For a while, we ran our Postgres database from a single docker container on the same host. This works fine in principal, but would mean rolling our own backup procedures and managing failover. Failure would mean we are on our own. The same setup on Amazon Aurora RDS manage these features via a few small configuration settings, and you don't need to worry about provisioning storage. In case of a serious problem, you can also turn to Amazon support, for either $30 or 3% of your monthly spend.
All this convenience comes with a price tag to match. Running each instance on demand costs us roughly $65 per month, with additional pay as you go costs. A one year reservation reduces it to about $43.
Running this database is by far our largest monthly cost, so we'll be strongly considering alternatives like DynamoDB.

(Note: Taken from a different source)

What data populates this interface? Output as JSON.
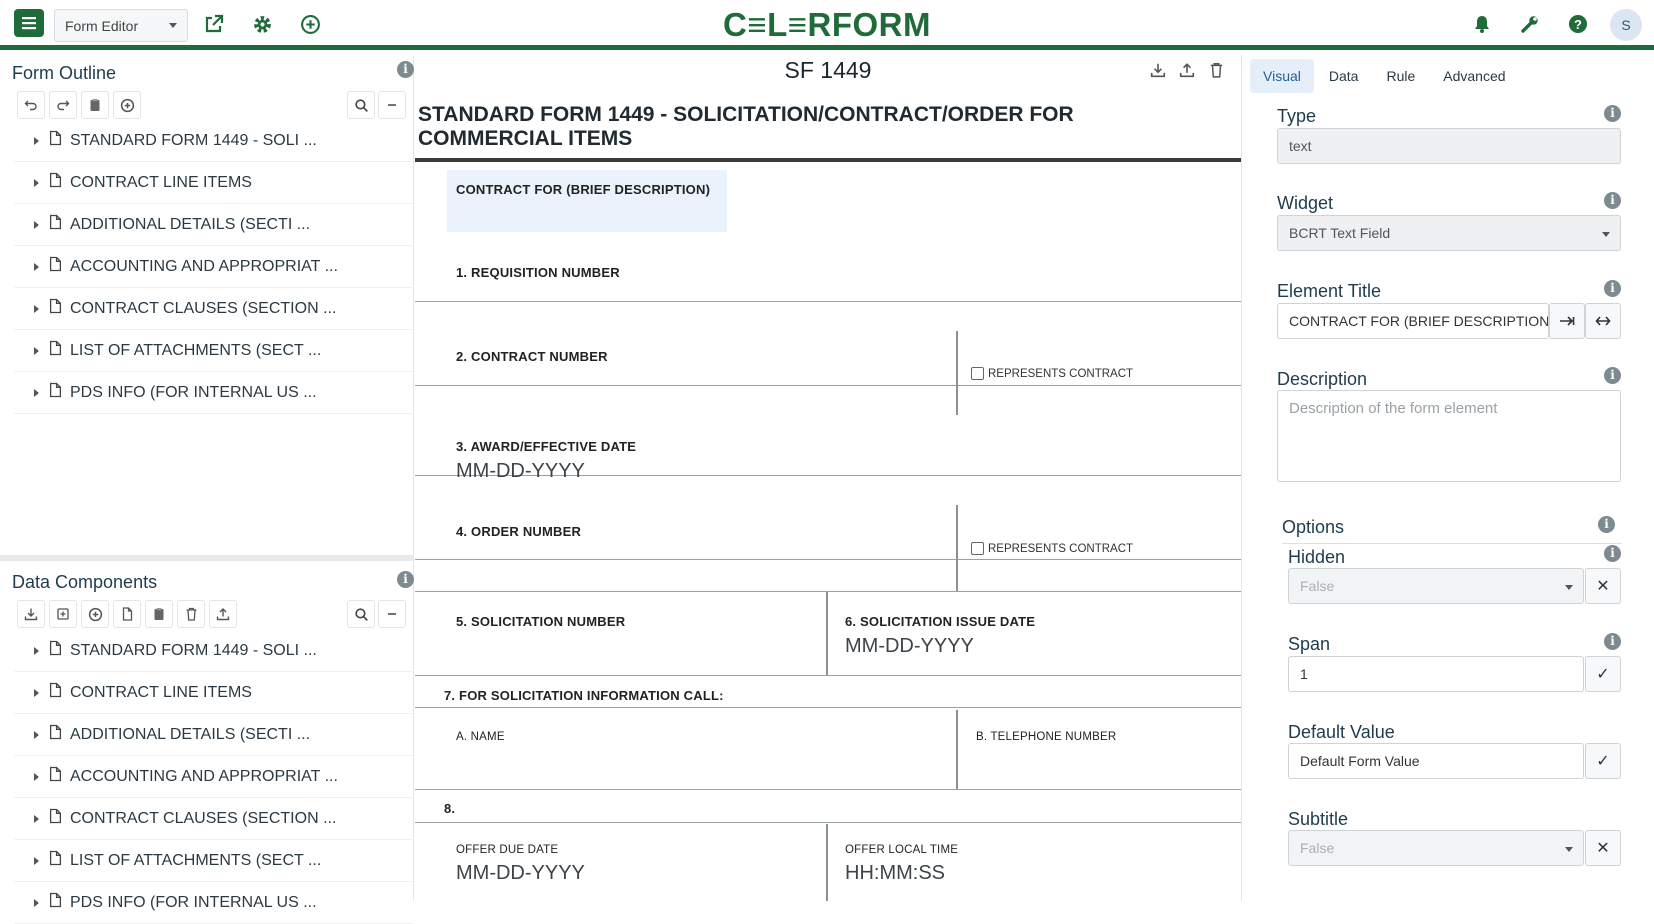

This blog is runs on the Ghost platform. Ghost pro starts at $29, but as an open source project, they also offer an official docker image. 95% of this worked out of the box, and I mounted a volume to ensure blog content persists after restart. Blog content lives in a SQLLite database.

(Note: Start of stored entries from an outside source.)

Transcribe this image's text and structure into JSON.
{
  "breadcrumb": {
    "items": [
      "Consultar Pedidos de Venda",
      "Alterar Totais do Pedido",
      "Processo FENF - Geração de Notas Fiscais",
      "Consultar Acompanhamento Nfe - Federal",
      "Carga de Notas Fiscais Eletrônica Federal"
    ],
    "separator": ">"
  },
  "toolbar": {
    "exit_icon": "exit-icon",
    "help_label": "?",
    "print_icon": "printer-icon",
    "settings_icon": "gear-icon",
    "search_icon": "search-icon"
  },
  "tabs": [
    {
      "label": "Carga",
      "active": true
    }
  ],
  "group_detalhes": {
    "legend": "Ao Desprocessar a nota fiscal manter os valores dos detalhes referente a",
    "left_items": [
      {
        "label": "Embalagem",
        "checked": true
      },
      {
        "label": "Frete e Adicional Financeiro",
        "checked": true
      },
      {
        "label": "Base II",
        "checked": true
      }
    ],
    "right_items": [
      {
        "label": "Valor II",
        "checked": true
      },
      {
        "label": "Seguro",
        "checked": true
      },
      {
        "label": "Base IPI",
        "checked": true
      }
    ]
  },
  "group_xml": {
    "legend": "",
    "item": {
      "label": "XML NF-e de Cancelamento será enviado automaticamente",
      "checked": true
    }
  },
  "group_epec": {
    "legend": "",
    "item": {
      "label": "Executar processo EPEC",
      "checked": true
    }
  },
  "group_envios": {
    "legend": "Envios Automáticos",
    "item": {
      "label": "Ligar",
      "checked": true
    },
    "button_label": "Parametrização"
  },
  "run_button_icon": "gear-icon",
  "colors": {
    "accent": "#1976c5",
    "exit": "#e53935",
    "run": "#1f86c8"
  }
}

Adding Cloudfront support was largely a point of following the guide they provide for pro users, but setting the base URL to https has so far eluded me. This only has a minor impact, the worst of these being the sitemap.xml is served in http only.
By running on our existing ECS host, we're effectively running our blog for no additional cost, which is excellent value. If the rest of the site goes serverless, we could follow suit with a serverless blog engine, perhaps Hugo would be well suited.
The Final Bill
|Full Price||2xRDS On Demand, EC2 on demand, Application Load Balancer, EBS Storage costs, Ghost Pro||~$198 per month|
|Today||2xRDS On Demand, EBS Storage costs||~$135 per month|
|Six months from now, all reserved||EC2 reserved instance, 2xRDS Reserved||~$102 per month|
|Six months from now, but serverless||No fixed costs||~$0 per month|
Ignoring any pay as you go usage, the decisions we've made thus far have saved us just over $60, which isn't bad. Reserving for a year will bring us to a 50% saving, assuming caching and demand remain balanced. If we can reach serverless, then we would simply be charged for usage, so whilst not free, it could represent a massive reduction in our monthly costs, but we would only make the leap if the change is performant. Expect a follow up here in a few months time!